Long-horizon reasoning evaluation
Models get better at long-context but the cliff at "very long horizons" remains. Multi-day agent runs, complex business workflows — evaluating these requires sustained human judgment.
Constitutional / safety evaluation
Safety remains undersolved. Edge-case evaluation, refusal calibration, and helpfulness vs harmlessness trade-offs require careful human judgment indefinitely.
Roles likely to shrink
Generic English RLHF
The pool is saturated; rates are flat; automation tools (constitutional AI, model-judges) handle more of the work. Entry-tier generalist English RLHF will likely shrink as a category.
Basic image annotation
Computer vision is fast — automated annotation handles much of the volume. Specialty (medical imaging, lidar) will hold; basic bounding boxes will shrink.
Multiple-choice evaluation
Easily automated. The work that requires explicit reasoning will remain; pure multiple-choice work will gradually decline.
How AI changes AI training
The recursion: AI itself is increasingly used to generate, evaluate, and grade AI training data. This doesn't eliminate human evaluators — but it changes the shape of the work.
Model-judge calibration
Frontier labs use AI judges (constitutional AI) for first-pass evaluation. Humans then evaluate the judges' output. The work shifts from primary evaluation to meta-evaluation.
Synthetic data + human verification
Models generate training data that humans verify. This is faster than humans generating from scratch but still requires the human verification step. The hours per task drop; the rate per hour holds or rises.
Agent-on-agent evaluation
Specialized evaluator agents grade other agents' work. Humans evaluate the evaluator agents. This stack has 2–3 levels of indirection by 2028.
Skills that hold their value
- Domain depth. Medical, legal, scientific specialties remain valuable indefinitely.
- Calibrated judgment. The skill of making correct calls under structured criteria translates across role types.
- Hallucination detection and verification. Models won't reliably self-correct; humans remain the ground-truth check.
- Edge-case generation. Creating cases models will fail on requires creative human thinking.

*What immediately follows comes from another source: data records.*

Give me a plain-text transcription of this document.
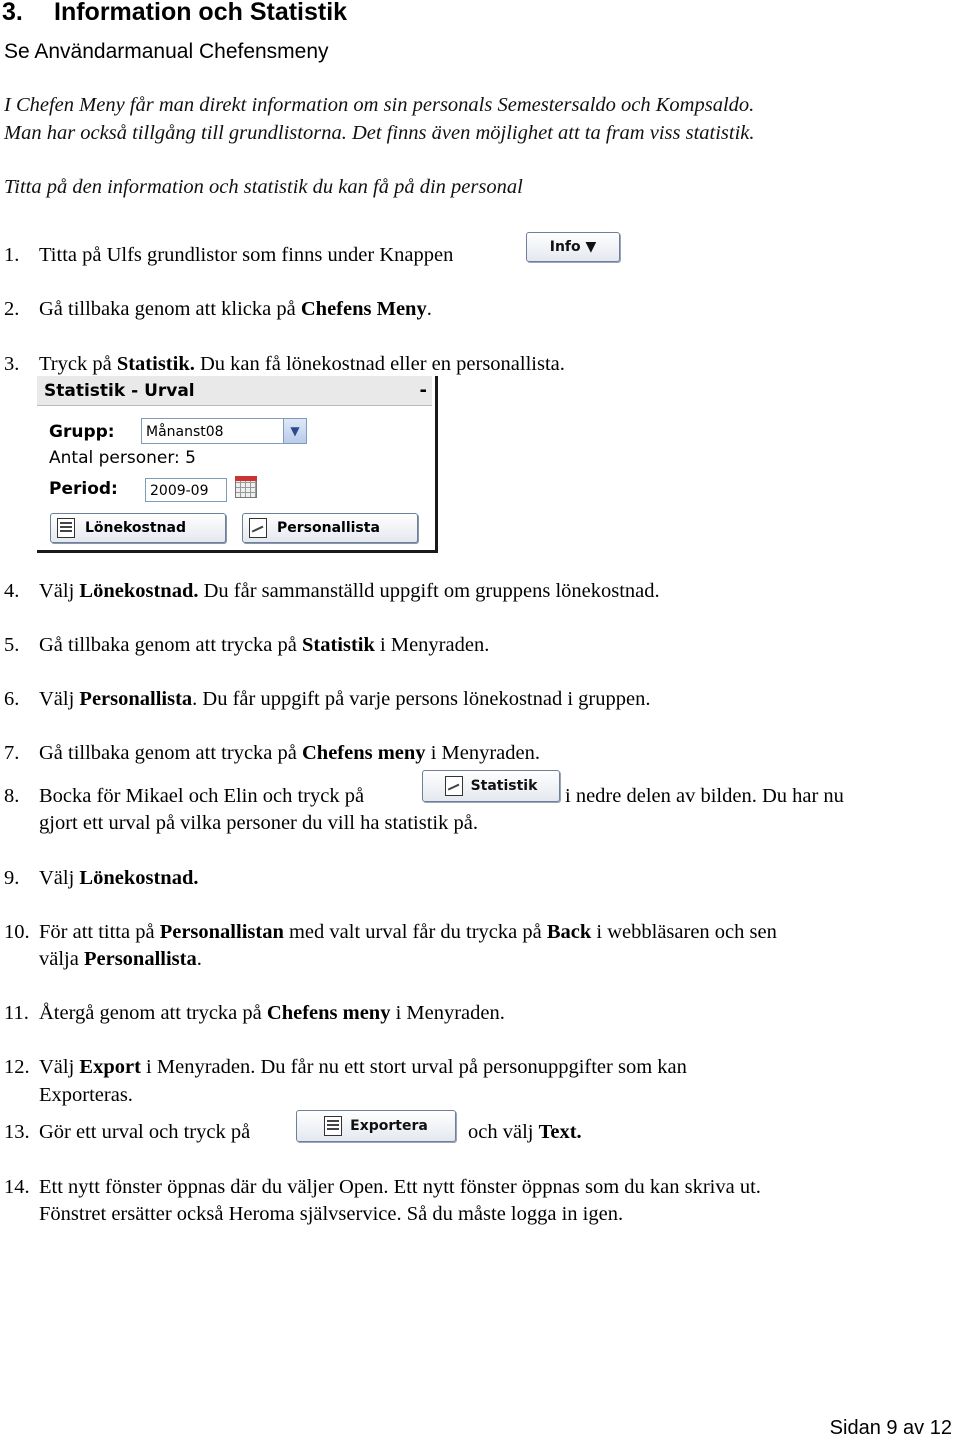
3. Information och Statistik
Se Användarmanual Chefensmeny
I Chefen Meny får man direkt information om sin personals Semestersaldo och Kompsaldo.
Man har också tillgång till grundlistorna. Det finns även möjlighet att ta fram viss statistik.
Titta på den information och statistik du kan få på din personal
1. Titta på Ulfs grundlistor som finns under Knappen	Info ▼
2. Gå tillbaka genom att klicka på Chefens Meny.
3. Tryck på Statistik. Du kan få lönekostnad eller en personallista.
Statistik - Urval	-
Grupp:	Månanst08	▼
Antal personer: 5
Period:	2009-09
Lönekostnad	Personallista
4. Välj Lönekostnad. Du får sammanställd uppgift om gruppens lönekostnad.
5. Gå tillbaka genom att trycka på Statistik i Menyraden.
6. Välj Personallista. Du får uppgift på varje persons lönekostnad i gruppen.
7. Gå tillbaka genom att trycka på Chefens meny i Menyraden.
8. Bocka för Mikael och Elin och tryck på	Statistik i nedre delen av bilden. Du har nu
gjort ett urval på vilka personer du vill ha statistik på.
9. Välj Lönekostnad.
10. För att titta på Personallistan med valt urval får du trycka på Back i webbläsaren och sen
välja Personallista.
11. Återgå genom att trycka på Chefens meny i Menyraden.
12. Välj Export i Menyraden. Du får nu ett stort urval på personuppgifter som kan
Exporteras.
13. Gör ett urval och tryck på	Exportera och välj Text.
14. Ett nytt fönster öppnas där du väljer Open. Ett nytt fönster öppnas som du kan skriva ut.
Fönstret ersätter också Heroma självservice. Så du måste logga in igen.
Sidan 9 av 12
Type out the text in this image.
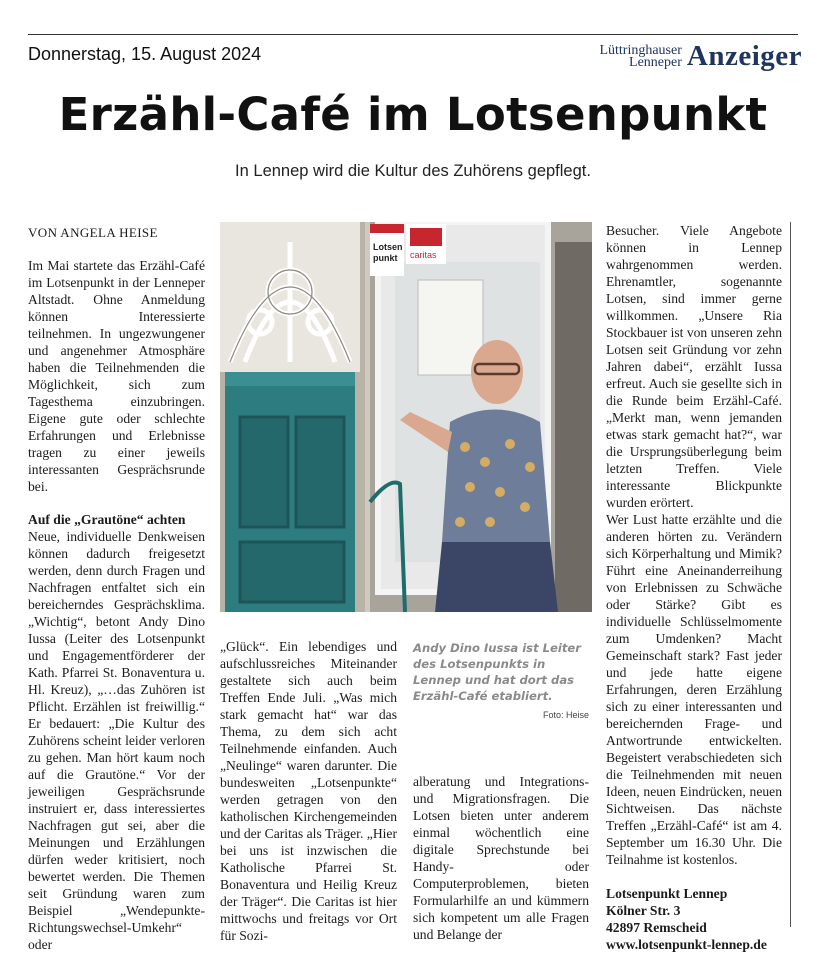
Donnerstag, 15. August 2024	Lüttringhauser
Lenneper Anzeiger
Erzähl-Café im Lotsenpunkt
In Lennep wird die Kultur des Zuhörens gepflegt.

VON ANGELA HEISE

Im Mai startete das Erzähl-Café im Lotsenpunkt in der Lenneper Altstadt. Ohne Anmeldung können Interessierte teilnehmen. In ungezwungener und angenehmer Atmosphäre haben die Teilnehmenden die Möglichkeit, sich zum Tagesthema einzubringen. Eigene gute oder schlechte Erfahrungen und Erlebnisse tragen zu einer jeweils interessanten Gesprächsrunde bei.

Auf die „Grautöne“ achten

Neue, individuelle Denkweisen können dadurch freigesetzt werden, denn durch Fragen und Nachfragen entfaltet sich ein bereicherndes Gesprächsklima. „Wichtig“, betont Andy Dino Iussa (Leiter des Lotsenpunkt und Engagementförderer der Kath. Pfarrei St. Bonaventura u. Hl. Kreuz), „…das Zuhören ist Pflicht. Erzählen ist freiwillig.“ Er bedauert: „Die Kultur des Zuhörens scheint leider verloren zu gehen. Man hört kaum noch auf die Grautöne.“ Vor der jeweiligen Gesprächsrunde instruiert er, dass interessiertes Nachfragen gut sei, aber die Meinungen und Erzählungen dürfen weder kritisiert, noch bewertet werden. Die Themen seit Gründung waren zum Beispiel „Wendepunkte-Richtungswechsel-Umkehr“ oder

Lotsen
punkt caritas

„Glück“. Ein lebendiges und aufschlussreiches Miteinander gestaltete sich auch beim Treffen Ende Juli. „Was mich stark gemacht hat“ war das Thema, zu dem sich acht Teilnehmende einfanden. Auch „Neulinge“ waren darunter. Die bundesweiten „Lotsenpunkte“ werden getragen von den katholischen Kirchengemeinden und der Caritas als Träger. „Hier bei uns ist inzwischen die Katholische Pfarrei St. Bonaventura und Heilig Kreuz der Träger“. Die Caritas ist hier mittwochs und freitags vor Ort für Sozi-

Andy Dino Iussa ist Leiter des Lotsenpunkts in Lennep und hat dort das Erzähl-Café etabliert.
Foto: Heise

alberatung und Integrations- und Migrationsfragen. Die Lotsen bieten unter anderem einmal wöchentlich eine digitale Sprechstunde bei Handy- oder Computerproblemen, bieten Formularhilfe an und kümmern sich kompetent um alle Fragen und Belange der

Besucher. Viele Angebote können in Lennep wahrgenommen werden. Ehrenamtler, sogenannte Lotsen, sind immer gerne willkommen. „Unsere Ria Stockbauer ist von unseren zehn Lotsen seit Gründung vor zehn Jahren dabei“, erzählt Iussa erfreut. Auch sie gesellte sich in die Runde beim Erzähl-Café. „Merkt man, wenn jemanden etwas stark gemacht hat?“, war die Ursprungsüberlegung beim letzten Treffen. Viele interessante Blickpunkte wurden erörtert.

Wer Lust hatte erzählte und die anderen hörten zu. Verändern sich Körperhaltung und Mimik? Führt eine Aneinanderreihung von Erlebnissen zu Schwäche oder Stärke? Gibt es individuelle Schlüsselmomente zum Umdenken? Macht Gemeinschaft stark? Fast jeder und jede hatte eigene Erfahrungen, deren Erzählung sich zu einer interessanten und bereichernden Frage- und Antwortrunde entwickelten. Begeistert verabschiedeten sich die Teilnehmenden mit neuen Ideen, neuen Eindrücken, neuen Sichtweisen. Das nächste Treffen „Erzähl-Café“ ist am 4. September um 16.30 Uhr. Die Teilnahme ist kostenlos.

Lotsenpunkt Lennep
Kölner Str. 3
42897 Remscheid
www.lotsenpunkt-lennep.de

- Rubric design. Defining what good looks like remains human work.
Skills likely to commodify
- Generic rubric application (simple cases).
- Basic code review (syntax-level).
- Standard translation evaluation for high-resource languages.
- Multiple-choice eval grading.
The career arc most likely to compound
Senior contractor → specialty depth (one specific domain) → contributing to rubric design → AI evaluation researcher or AI safety researcher → senior research role.
Each step builds on prior work. The specialty + rubric experience translates directly into research roles. Many AI evaluation researchers in 2030 will have started as senior contractors in 2025–2026.
Bottom line
AI training contracting will exist in 2030 but the shape will shift. Specialty work and agent evaluation will grow; generic generalist work will commodify. The career arc that compounds is specialty depth → rubric design → research role. Position for the future by investing in one domain or one specialty now.